The upcoming shortage of workers will in one way or another force many Americans to stay employed far longer in life.

Heavy demand for their services may keep folks working. Or an economy stifled by worker shortages won't create the wealth required for a satisfying retirement.
While his concerns seem valid about downward price pressure on investment vehicles as large numbers of baby boomers sell them off in retirement to smaller numbers of current workers trying to build a portfolio, I'm more interested in the unstated effects of the worker shortage he's predicting. I'm far from an economics expert, but I do know what tends to happen when the supply of something drops - the price goes up. It works with gasoline, and it works with labor: labor shortage = higher wages. Higher wages means more principal to save for retirement, which would help offset any decreased returns if historical market averages don't match expectations in the decades to come.
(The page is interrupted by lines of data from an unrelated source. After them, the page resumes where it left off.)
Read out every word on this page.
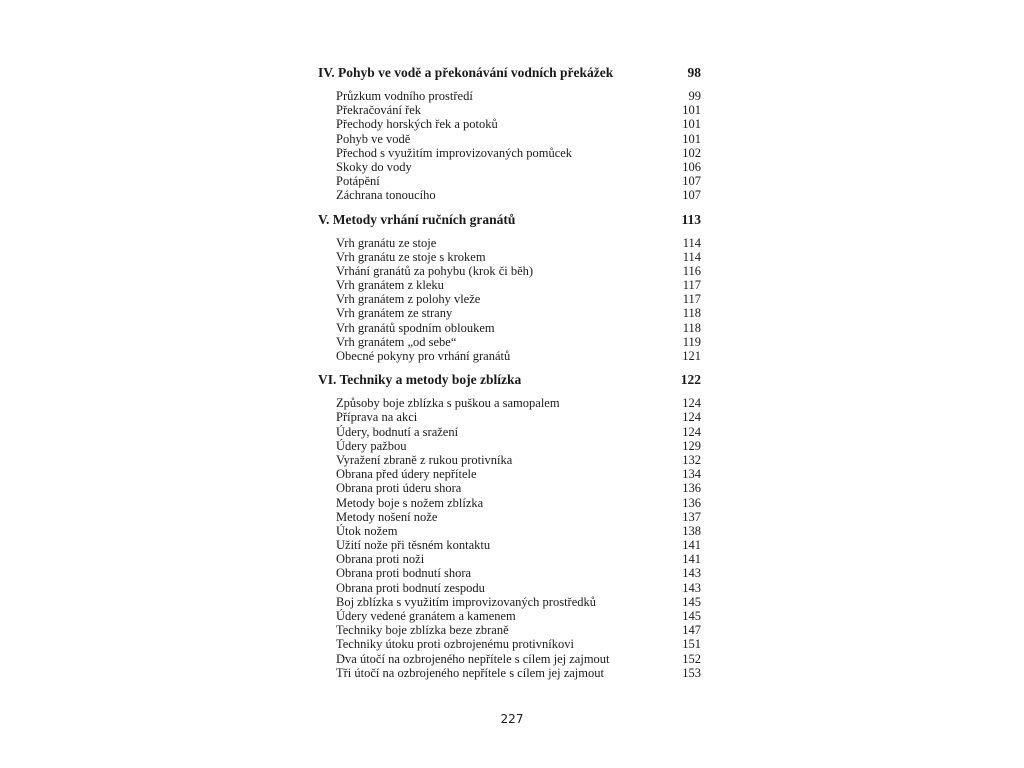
IV. Pohyb ve vodě a překonávání vodních překážek	98
Průzkum vodního prostředí	99
Překračování řek	101
Přechody horských řek a potoků	101
Pohyb ve vodě	101
Přechod s využitím improvizovaných pomůcek	102
Skoky do vody	106
Potápění	107
Záchrana tonoucího	107
V. Metody vrhání ručních granátů	113
Vrh granátu ze stoje	114
Vrh granátu ze stoje s krokem	114
Vrhání granátů za pohybu (krok či běh)	116
Vrh granátem z kleku	117
Vrh granátem z polohy vleže	117
Vrh granátem ze strany	118
Vrh granátů spodním obloukem	118
Vrh granátem „od sebe“	119
Obecné pokyny pro vrhání granátů	121
VI. Techniky a metody boje zblízka	122
Způsoby boje zblízka s puškou a samopalem	124
Příprava na akci	124
Údery, bodnutí a sražení	124
Údery pažbou	129
Vyražení zbraně z rukou protivníka	132
Obrana před údery nepřítele	134
Obrana proti úderu shora	136
Metody boje s nožem zblízka	136
Metody nošení nože	137
Útok nožem	138
Užití nože při těsném kontaktu	141
Obrana proti noži	141
Obrana proti bodnutí shora	143
Obrana proti bodnutí zespodu	143
Boj zblízka s využitím improvizovaných prostředků	145
Údery vedené granátem a kamenem	145
Techniky boje zblízka beze zbraně	147
Techniky útoku proti ozbrojenému protivníkovi	151
Dva útočí na ozbrojeného nepřítele s cílem jej zajmout	152
Tři útočí na ozbrojeného nepřítele s cílem jej zajmout	153
227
More than just upward pressure on wages, I find it very encouraging for educated hard-working 30-year-olds with lofty career aspirations, especially when the baby boomers start retiring in earnest and opening up those upper management positions coveted by their younger proteges. Bill Gross fears that a worker shortage will stifle the economy; I tend to have faith that the ingenuity of the American people (and the technological adeptness and fresh ideas of the new set of managers & executives, whose average age will be dropping as the boomers retire) will be able to stave off economic stagnation as productivity gains continue to increase. Time will tell.